Natürlich, in jeglicher derartigen Initiative ist ein systeminternes Interesse auszumachen. Die Bürokratie kommt auch sofort in Bewegung. Und was besonders ist, auch staatliche Gelder. Zur gleichen Zeit, wenn man sich der VTsIOM-Umfrage zuwendet, ist eine Übereinstimmung interessant. 17 Prozent der Enthusiasten des Studienfachs sind doch tatsächlich der Auffassung, dass es helfen solle, den jungen Russen Patriotismus einzuimpfen. 17 Prozent der Skeptiker befürchten aber gerade eine Propaganda, eine Indoktrinierung, d. h. das Auftauchen eines ideologischen Lehrfachs.

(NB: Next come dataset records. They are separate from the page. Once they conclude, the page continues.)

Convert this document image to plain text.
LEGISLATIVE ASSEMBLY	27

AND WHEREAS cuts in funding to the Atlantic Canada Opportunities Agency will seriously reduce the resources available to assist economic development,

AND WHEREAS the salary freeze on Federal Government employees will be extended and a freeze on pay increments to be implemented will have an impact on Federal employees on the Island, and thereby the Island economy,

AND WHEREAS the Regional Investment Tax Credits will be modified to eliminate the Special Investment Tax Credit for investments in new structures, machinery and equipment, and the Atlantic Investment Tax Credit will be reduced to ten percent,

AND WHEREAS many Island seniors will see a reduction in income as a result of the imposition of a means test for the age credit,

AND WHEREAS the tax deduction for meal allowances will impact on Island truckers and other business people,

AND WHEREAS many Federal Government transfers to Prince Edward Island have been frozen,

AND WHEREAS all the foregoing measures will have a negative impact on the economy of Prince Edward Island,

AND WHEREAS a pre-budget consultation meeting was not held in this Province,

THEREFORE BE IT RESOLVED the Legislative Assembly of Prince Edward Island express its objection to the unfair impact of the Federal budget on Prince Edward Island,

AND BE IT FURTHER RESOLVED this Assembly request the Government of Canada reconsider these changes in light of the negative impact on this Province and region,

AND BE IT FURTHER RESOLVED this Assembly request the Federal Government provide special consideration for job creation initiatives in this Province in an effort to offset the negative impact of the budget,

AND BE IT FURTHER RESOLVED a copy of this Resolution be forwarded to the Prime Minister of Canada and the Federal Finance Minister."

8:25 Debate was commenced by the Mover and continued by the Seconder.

Geschichte kann man auf unterschiedliche Art und Weise erzählen. Dies kann zweifellos auch ein ideologisiertes Narrativ sein. Aber das Material der Geschichte ist so reichhaltig, dass jeglicher interessierter Hörer, Leser, Schüler oder Student mehr ausmachen wird als man ihm erzählt. Er wird irgendetwas Eigenes finden. In den „Grundlagen der russischen Staatlichkeit“ ist aber das Narrativ scheinbar von Anfang an einem generellen Gedanken untergeordnet – ein völlig nicht neuer beispielsweise für den Diskurs der Herrschenden in den letzten zehn Jahren. Russland hat verschiedene Staatsformen erlebt, es lebte in einer Monarchie, unter einer ideologischen Diktatur einer Partei, in einer liberalen Demokratie und einer souveränen Demokratie. Dabei wird behauptet, dass jegliche Herrschenden (selbst wenn sie sich gelinde gesagt irrten) im Interesse des Landes gehandelt hätten. Und dies sei das, was man wissen, an das man sich erinnern und achten müsse. Und auf die Errungenschaften müsse man in jeglicher Zeitperiode stolz sein. Das Weiße verdrängt also das Schwarze.

In Russland kann es laut Verfassung (selbst nach den vorgenommenen Änderungen) keine staatliche Ideologie geben. Es muss gesagt werden, dass es auch schwierig ist, solch ein ideologisches System zu errichten. In dem multireligiösen Land eignet sich dafür nicht einmal die Orthodoxie. Dabei bleibt der Wunsch eines Teils der herrschenden Elite, wenn nicht die Geister zu disziplinieren, so zumindest die Richtung anzugeben, in der gedacht werden soll, und eine geisteswissenschaftliche Kontrolle zu etablieren, weiterhin bestehen. Jegliches Lehrfach mit einem klar und eindeutig festgeschriebenen Gedanken erscheint da als ein Versuch, diesen Wunsch zu befriedigen.